Birth, Death, and Rediscovery

Today is my birthday. As such, through the magic of social media, dozens of friends and colleagues have taken a moment out of their day to acknowledge this, wish me well, and recommend that I enjoy myself in a number of ways. Most of these involve consuming good food, drinking alcoholic beverages, and relaxing, so I am more than happy to comply.

As sometimes happens, though, it got me thinking about our fascination with beginnings and endings: birth and death; first days at school at work, retirements and graduations; weddings and funerals. We craft very precise rituals around such things. The idea of celebrating birthdays has been around for several thousands of years. So has the ceremony surrounding funerals. It’s somewhat of a paradox that we need the finality of death as a reminder to take a moment and look back at a life. Perhaps this is why we also choose to celebrate birthdays. Can you imagine what we would miss if we didn’t?

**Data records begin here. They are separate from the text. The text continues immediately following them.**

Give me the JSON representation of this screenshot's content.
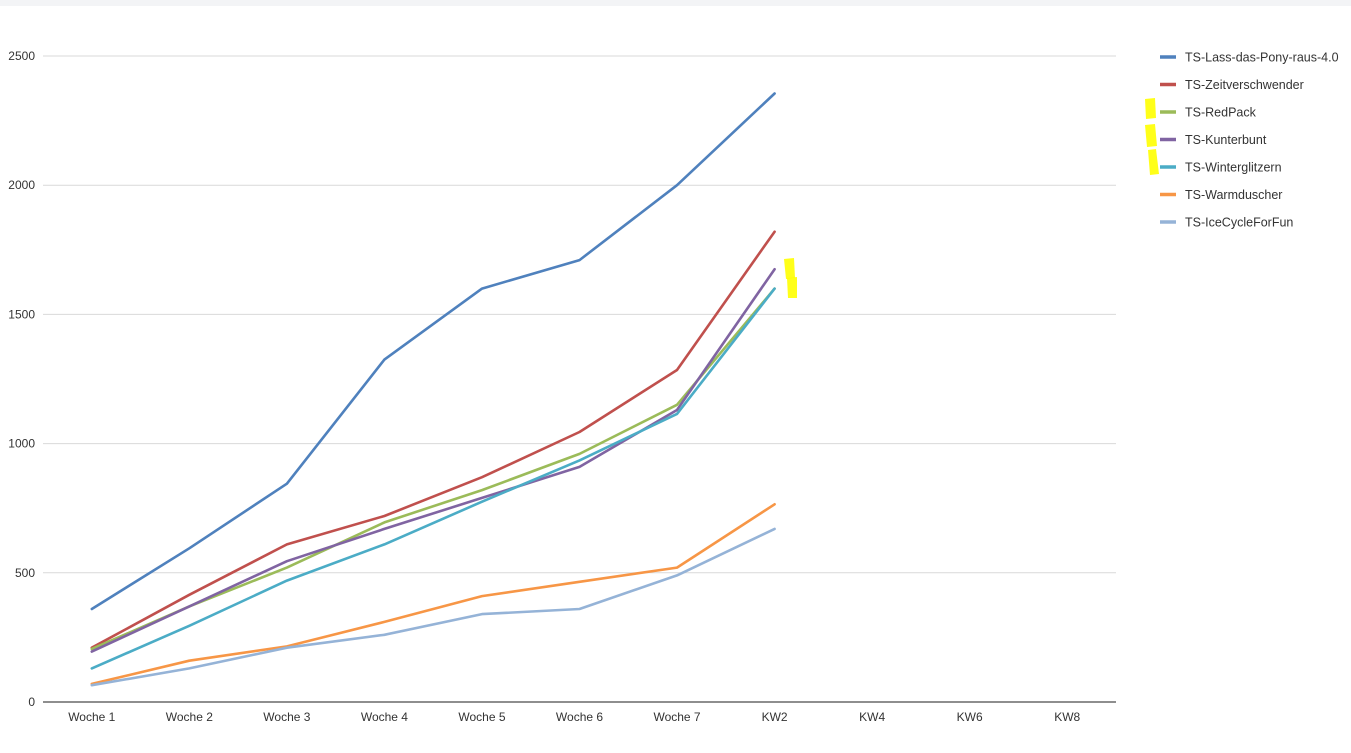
{
  "chart_data": {
    "type": "line",
    "title": "",
    "xlabel": "",
    "ylabel": "",
    "categories": [
      "Woche 1",
      "Woche 2",
      "Woche 3",
      "Woche 4",
      "Woche 5",
      "Woche 6",
      "Woche 7",
      "KW2",
      "KW4",
      "KW6",
      "KW8"
    ],
    "y_ticks": [
      0,
      500,
      1000,
      1500,
      2000,
      2500
    ],
    "ylim": [
      0,
      2500
    ],
    "grid": true,
    "legend_position": "right",
    "series": [
      {
        "name": "TS-Lass-das-Pony-raus-4.0",
        "color": "#4f81bd",
        "values": [
          360,
          595,
          845,
          1325,
          1600,
          1710,
          2000,
          2355
        ]
      },
      {
        "name": "TS-Zeitverschwender",
        "color": "#c0504d",
        "values": [
          210,
          415,
          610,
          720,
          870,
          1045,
          1285,
          1820
        ]
      },
      {
        "name": "TS-RedPack",
        "color": "#9bbb59",
        "values": [
          205,
          370,
          520,
          695,
          820,
          960,
          1150,
          1600
        ]
      },
      {
        "name": "TS-Kunterbunt",
        "color": "#8064a2",
        "values": [
          195,
          370,
          545,
          670,
          790,
          910,
          1130,
          1675
        ]
      },
      {
        "name": "TS-Winterglitzern",
        "color": "#4bacc6",
        "values": [
          130,
          295,
          470,
          610,
          775,
          935,
          1115,
          1600
        ]
      },
      {
        "name": "TS-Warmduscher",
        "color": "#f79646",
        "values": [
          70,
          160,
          215,
          310,
          410,
          465,
          520,
          765
        ]
      },
      {
        "name": "TS-IceCycleForFun",
        "color": "#95b3d7",
        "values": [
          65,
          130,
          210,
          260,
          340,
          360,
          490,
          670
        ]
      }
    ],
    "highlight_color": "#ffff00"
  }
}
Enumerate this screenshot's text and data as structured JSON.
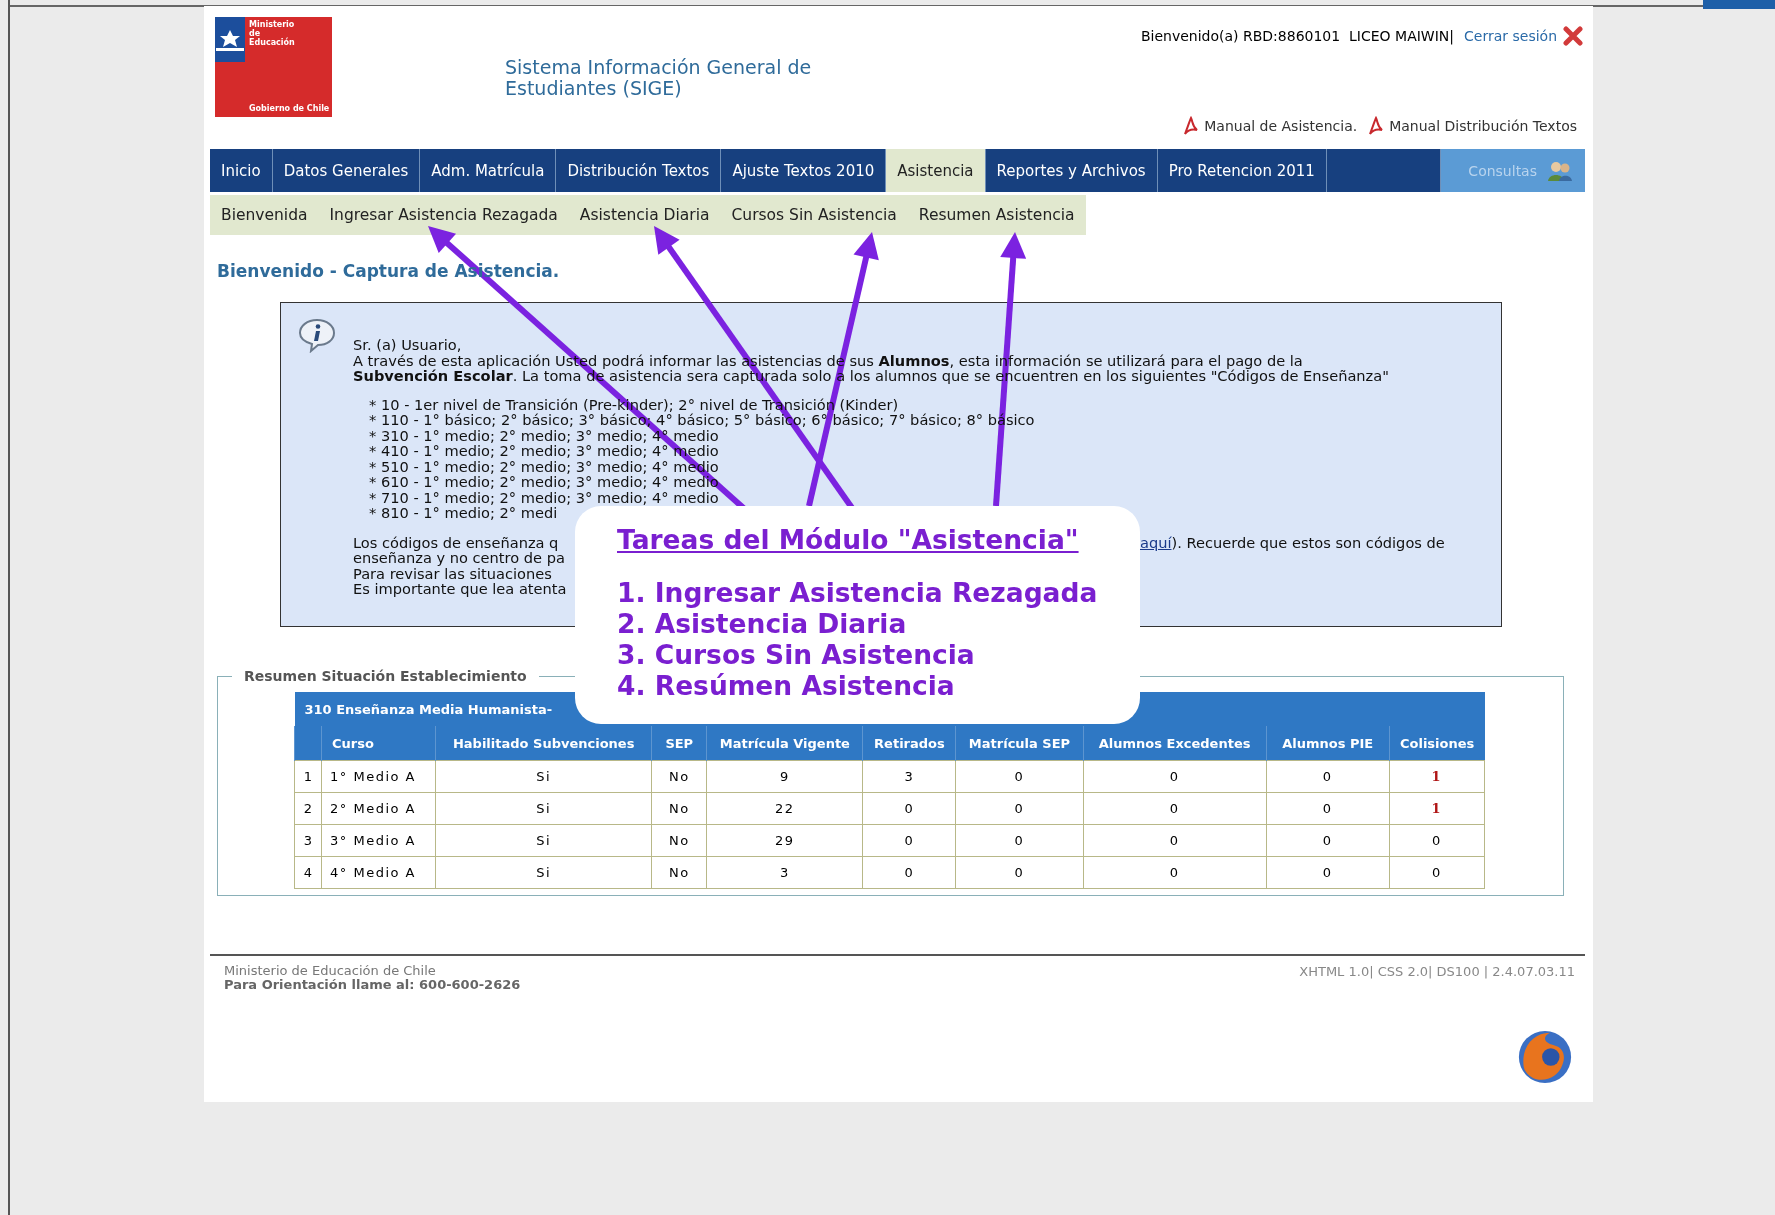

I see this in the world of books, as well. Readers and collectors are interested in: the first editions of famous works; the first printed example of the word ‘robot’; the earliest published work by their favorite author; the last book to be printed at a particular press before it was lost to fire; etc. My colleagues will also be quick to agree that nothing sells signed books like the death of their author. Morbid, yes, but it’s a fact of the business.

We seem to need these signposts to be able to separate things from the vast sea of noise we encounter every day. Something needs to, figuratively, wave its hands in the air and say, “Excuse me, I’m worthy of your attention today!” Thus, holidays, anniversaries, National ______ Day, the celebration of the foundational and the classic. We do not celebrate the birthday because the day is inherently special, but because the person is significant to us, and that just happens to be the day that a continuous and important event, which we call their life, began. We do not honor someone in death because we want to make a big deal out of death, we do it because we are mourning the loss of something that can never occur again.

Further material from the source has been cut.